Dari pernikahan ini, lahir seorang pangeran bernama Raden Walangsungsang alias Prabu Kiansantang. Namun, meskipun ia putera raja, sang Pangeran tak mendapatkan haknya menduduki tahta Kerajaan Hindu Pajajaran karena memeluk agama Islam.
Oleh karena itu, sepeninggal Ki Gedeng Tapa, ia membangun Istana Dalem Agung Pakungwati dan membentuk sistem pemerintahan sendiri dengan bergelar Pangeran Cakrabuana. Pakungwati diambil dari nama putrinya, yaitu Ratu Dewi Pakungwati yang menikah dengan Sunan Gunung Jati.

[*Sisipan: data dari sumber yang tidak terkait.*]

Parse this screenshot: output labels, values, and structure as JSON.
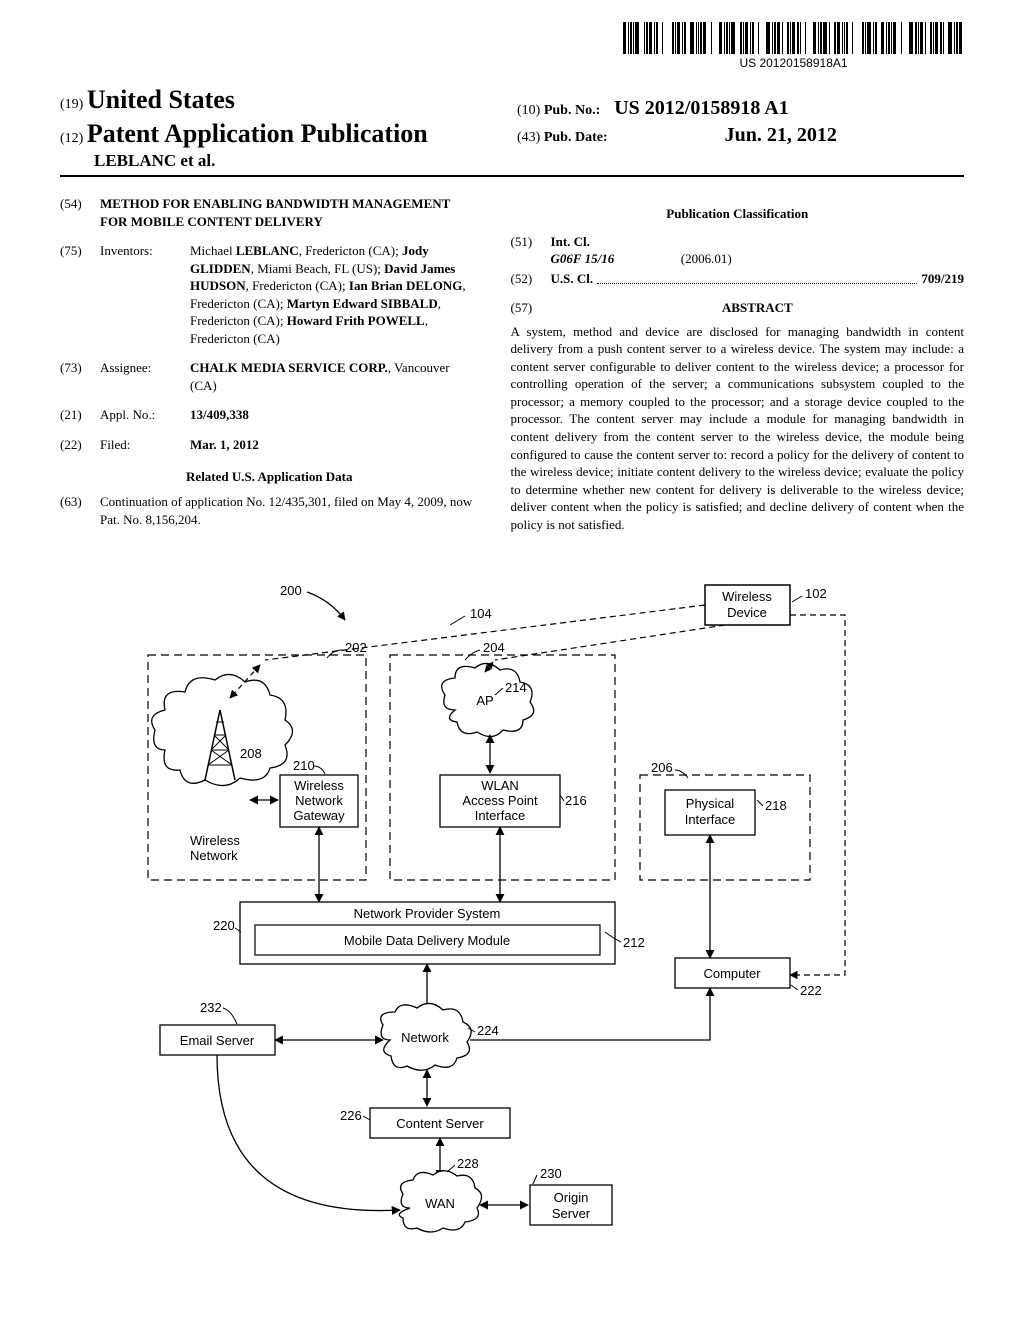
{
  "barcode_text": "US 20120158918A1",
  "header": {
    "num19": "(19)",
    "country": "United States",
    "num12": "(12)",
    "pap": "Patent Application Publication",
    "authors_line": "LEBLANC et al.",
    "num10": "(10)",
    "pubno_label": "Pub. No.:",
    "pubno": "US 2012/0158918 A1",
    "num43": "(43)",
    "pubdate_label": "Pub. Date:",
    "pubdate": "Jun. 21, 2012"
  },
  "left": {
    "f54_num": "(54)",
    "f54_title": "METHOD FOR ENABLING BANDWIDTH MANAGEMENT FOR MOBILE CONTENT DELIVERY",
    "f75_num": "(75)",
    "f75_label": "Inventors:",
    "inventors_html": "Michael <b>LEBLANC</b>, Fredericton (CA); <b>Jody GLIDDEN</b>, Miami Beach, FL (US); <b>David James HUDSON</b>, Fredericton (CA); <b>Ian Brian DELONG</b>, Fredericton (CA); <b>Martyn Edward SIBBALD</b>, Fredericton (CA); <b>Howard Frith POWELL</b>, Fredericton (CA)",
    "f73_num": "(73)",
    "f73_label": "Assignee:",
    "assignee_html": "<b>CHALK MEDIA SERVICE CORP.</b>, Vancouver (CA)",
    "f21_num": "(21)",
    "f21_label": "Appl. No.:",
    "f21_val": "13/409,338",
    "f22_num": "(22)",
    "f22_label": "Filed:",
    "f22_val": "Mar. 1, 2012",
    "related_heading": "Related U.S. Application Data",
    "f63_num": "(63)",
    "f63_text": "Continuation of application No. 12/435,301, filed on May 4, 2009, now Pat. No. 8,156,204."
  },
  "right": {
    "pubclass_heading": "Publication Classification",
    "f51_num": "(51)",
    "f51_label": "Int. Cl.",
    "intcl_code": "G06F 15/16",
    "intcl_date": "(2006.01)",
    "f52_num": "(52)",
    "f52_label": "U.S. Cl.",
    "uscl_val": "709/219",
    "f57_num": "(57)",
    "abstract_label": "ABSTRACT",
    "abstract_text": "A system, method and device are disclosed for managing bandwidth in content delivery from a push content server to a wireless device. The system may include: a content server configurable to deliver content to the wireless device; a processor for controlling operation of the server; a communications subsystem coupled to the processor; a memory coupled to the processor; and a storage device coupled to the processor. The content server may include a module for managing bandwidth in content delivery from the content server to the wireless device, the module being configured to cause the content server to: record a policy for the delivery of content to the wireless device; initiate content delivery to the wireless device; evaluate the policy to determine whether new content for delivery is deliverable to the wireless device; deliver content when the policy is satisfied; and decline delivery of content when the policy is not satisfied."
  },
  "diagram": {
    "ref_200": "200",
    "ref_104": "104",
    "ref_102": "102",
    "ref_202": "202",
    "ref_204": "204",
    "ref_214": "214",
    "ref_210": "210",
    "ref_208": "208",
    "ref_206": "206",
    "ref_216": "216",
    "ref_218": "218",
    "ref_220": "220",
    "ref_212": "212",
    "ref_222": "222",
    "ref_232": "232",
    "ref_224": "224",
    "ref_226": "226",
    "ref_228": "228",
    "ref_230": "230",
    "wireless_device": "Wireless\nDevice",
    "ap": "AP",
    "wireless_network_gateway": "Wireless\nNetwork\nGateway",
    "wireless_network": "Wireless\nNetwork",
    "wlan_access_point_interface": "WLAN\nAccess Point\nInterface",
    "physical_interface": "Physical\nInterface",
    "network_provider_system": "Network Provider System",
    "mobile_data_delivery_module": "Mobile Data Delivery Module",
    "computer": "Computer",
    "email_server": "Email Server",
    "network": "Network",
    "content_server": "Content Server",
    "wan": "WAN",
    "origin_server": "Origin\nServer",
    "colors": {
      "stroke": "#000000",
      "dash": "5,4"
    }
  }
}
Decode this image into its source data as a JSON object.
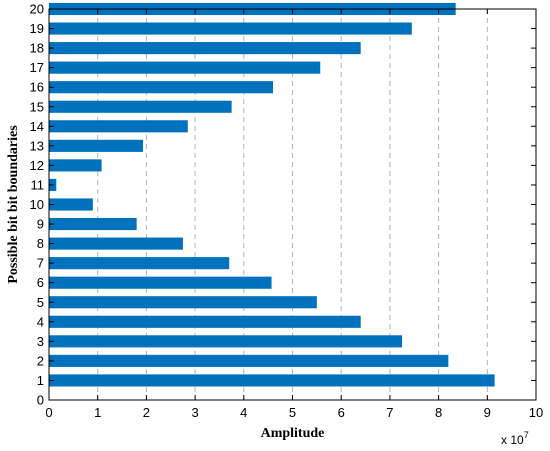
{
  "chart_data": {
    "type": "bar",
    "orientation": "horizontal",
    "title": "",
    "xlabel": "Amplitude",
    "ylabel": "Possible bit bit boundaries",
    "x_exponent_label": "x 10",
    "x_exponent_power": "7",
    "xlim": [
      0,
      10
    ],
    "ylim": [
      0,
      20
    ],
    "x_ticks": [
      "0",
      "1",
      "2",
      "3",
      "4",
      "5",
      "6",
      "7",
      "8",
      "9",
      "10"
    ],
    "y_ticks": [
      "0",
      "1",
      "2",
      "3",
      "4",
      "5",
      "6",
      "7",
      "8",
      "9",
      "10",
      "11",
      "12",
      "13",
      "14",
      "15",
      "16",
      "17",
      "18",
      "19",
      "20"
    ],
    "grid": "vertical dashed",
    "bar_color": "#0072BD",
    "categories": [
      1,
      2,
      3,
      4,
      5,
      6,
      7,
      8,
      9,
      10,
      11,
      12,
      13,
      14,
      15,
      16,
      17,
      18,
      19,
      20
    ],
    "values": [
      9.15,
      8.2,
      7.25,
      6.4,
      5.5,
      4.57,
      3.7,
      2.75,
      1.8,
      0.9,
      0.15,
      1.08,
      1.93,
      2.85,
      3.75,
      4.6,
      5.57,
      6.4,
      7.45,
      8.35
    ]
  }
}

Istana Pakungwati pertama inilah yang merupakan cikal bakal Keraton Kasepuhan di Caruban Nagari atau yang sekarang kita kenal dengan nama Cirebon. Kompleks Keraton Kasepuhan sendiri mulai dibangun pada tahun 1529 dan memiliki dua buah gerbang: Gerbang Mayor di sebelah utara disebut Kreteg Pangrawit dan Gerbang Minor di selatan disebut Lawang Sanga. Seperti layaknya model keraton yang di pesisir Jawa pada masa itu, Keraton Kasepuhan menghadap utara, dengan Alun-alun Sangkala Buana terletak di depannya dan Masjid Agung Sang Cipta Rasa dibangun di sebelah baratnya. Luasnya kira-kira 16 hektar (termasuk alun-alun dan masjid).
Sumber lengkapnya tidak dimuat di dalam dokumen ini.